What’s most interesting about the store, however, is its branding. Where previous attempts to reinvent the Woolies formula have played on the name but not the imagery – be it the blue and orange of Claire Robertson’s Wellworths, the purple of the now-defunct Alworths chain, or the black and yellow of the short-lived Well Worth It (no relation) in Wallsend – Wellworth It!’s red frontage is unashamedly ‘inspired’ by that of Woolworths. Indeed, the fascia even uses the old Woolies font (below).
Fortunately, Shop Direct has adopted a slightly different logo (above) since reinventing Woolworths online, as Woolworths.co.uk, in 2009; otherwise, you suspect that the home shopping giant would have had something to say about happenings in Ledbury.
With the Woolworths connection so apparent in the store’s current frontage, it’s fitting that the building itself is hard to mistake for anything else. Though the property features the five-bayed symmetrical frontage that typifies Woolworths’ stores of the period, the architectural detail – including the addition of quoins (decorative cornerstones) and window pediments – is a little more ornate than usual. Indeed, the design is almost identical to that of Sidmouth, below (#729): opened about a year after Ledbury, and a store that I visited last month but have yet to blog about.
At Sidmouth, the pediment of the central window extends above the parapet, giving the frontage a sense of being properly finished off. A similar feature is visible at Ledbury, too, in the c1970s postcards below, but must at some point subsequently have been levelled off when the parapet was replaced. A minor niggle, perhaps, but something that studying architecture at university for six years makes hard not to notice!

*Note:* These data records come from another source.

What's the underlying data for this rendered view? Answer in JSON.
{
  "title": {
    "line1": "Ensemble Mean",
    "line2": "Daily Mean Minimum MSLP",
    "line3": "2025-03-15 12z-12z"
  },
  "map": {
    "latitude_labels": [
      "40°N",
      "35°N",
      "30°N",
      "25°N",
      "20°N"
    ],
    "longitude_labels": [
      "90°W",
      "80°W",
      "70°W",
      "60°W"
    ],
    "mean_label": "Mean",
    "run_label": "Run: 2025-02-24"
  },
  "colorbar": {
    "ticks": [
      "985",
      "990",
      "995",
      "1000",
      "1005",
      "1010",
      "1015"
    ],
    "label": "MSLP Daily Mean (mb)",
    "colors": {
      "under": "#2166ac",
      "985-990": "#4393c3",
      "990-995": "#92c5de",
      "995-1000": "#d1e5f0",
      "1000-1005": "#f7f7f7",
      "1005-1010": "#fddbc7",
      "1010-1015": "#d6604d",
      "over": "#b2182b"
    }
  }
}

Once inside Wellworth It!, however, the store feels surprisingly unlike a former Woolworths, and has much more of the character of an independent hardware store, rather like Proper Job on Clevedon’s old Woolies site (#992). The carpet throughout gives a different feel to the traditional Woolworths wooden floor – which is still in place at Wellchester and many of the other taken-over stores – while the storeroom and warehouse at the rear of the shop has been transformed into additional selling space. When I visited, garden furniture seemed to be giving way to Christmas ranges.
On the downside, I’d like Wellworth It! to do something about the ‘unwelcoming signs’ that are, as I noted last year, so rightly frowned upon by The Retail Doctor, Bob Phibbs.
Everywhere I went in the store, I felt like I was being told off – ‘do not open the packaging’, ‘all breakages must be paid for’, or occasionally both messages at the same time. Perhaps most bizarrely, the ramp leading down to the former stockroom area had a large notice along the lines of ‘this ramp is strictly for use by wheelchairs only’; woe betide any mother with a pushchair that tried to use it instead.
In a small town like Ledbury, there’s no doubt that Wellworth It! performs a valuable role in selling a bit of everything, and ensuring that the local community doesn’t have to travel out of town for everyday items. However, if Wellworth It! is to evoke the warmth and personality of the old Woolies brand – and not just the visual imagery – then it could do worse than toning down the negative messaging.